As for recent records, Matthew Shipp put out an excellent solo disk a month or so ago. Drummer Whit Dickey has a really good free jazz album out on the same label (and has another one coming out soon). I've been absorbing the new album by African pianist Nduduzo Makhathini. I also really like the new albums from trumpeter Avishai Cohen and John Scofield (which consists of tunes by his mentor Steve Swallow).

I found out just a couple of days ago that Thumbscrew, one of my favorite bands of any kind right now, has a new album coming out of Anthony Braxton tunes. Looking forward to that. Also anticipating Bill Frisell's new album, which is a trio record - something I've been wanting from him since I saw him play a year or so ago. And I don't know if it counts as jazz, but I'm really excited about the new Sonar with David Torn record, which I should get in the mail in the next couple of weeks.
Re: my 2017 music favorites
June 27, 2020 10:34AM
I've found the International Anthem label exciting, but I haven't caught up with their past few releases.
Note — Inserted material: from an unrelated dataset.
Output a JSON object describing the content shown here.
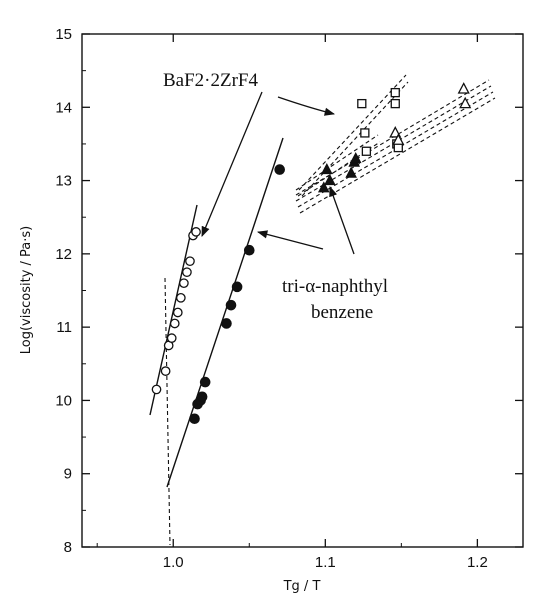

Irresistible Entanglements (angry free jazz with spoken word from Moor Mother) sounds intriguing, and the duo of Carlos Niño and Miguel Atwood-Ferguson released an album yesterday (although judging from the one song I've heard, jazz is a very loose description, and ambient could also fit.)

I wish Pi Recordings and Tzadik would make their music available on streaming, but I've read John Zorn complain that he put the entire Tzadik catalogue on Spotify for six months, with the effect that it decreased sales while only earning a few hundred dollars. But at this point, if I'm gonna spend money on an album, I want to hear it first, unless it's by an artist I'm already a fan of.

Thanks for your recommendations. I will try to check them out.
Re: my 2017 music favorites
June 29, 2020 09:18AM
Man, I’m with you on Pi. That label’s right up there with Blue Note, Prestige, Verve, ECM and all the other great jazz labels. Be nice to access it when I’m away from the CD player.
Bip
Re: my 2017 music favorites
June 26, 2020 11:09PM
Nice thread going here. Seems I’m always playing catch-up when it comes to current jazz and appreciate the run-downs you’ve provided.

One writer / commentator I’ve always gotten interesting recommendations from is Nate Chinen, who has done work with the NYTimes, NPR and I think JazzTimes. I know he introduced me to Vijay Iyer and Kamasi Washington.

I took a deep dive into jazz of the 50’s/60’s in the early 2000’s. Became pretty familiar with so many names and styles... it’s easy to be intimidated until you start digging around for yourself.

You both mentioned Herbie Hancock. Let me suggest his album ‘Inventions and Dimensions’. Not only is the music great, it’s one of my favorite BlueNote album covers ever.
Re: my 2017 music favorites
June 27, 2020 12:00AM
Chinen put out a great book called Playing Changes that covers a lot of the rising jazz stars of the past decade or so, including Iyer and Washington. I highly recommend it.

I too have done a lot of digging into jazz history in the past couple of years - you can dig up so many great records, and then follow the trail of the musicians who play on them and find so much more. It is intimidating.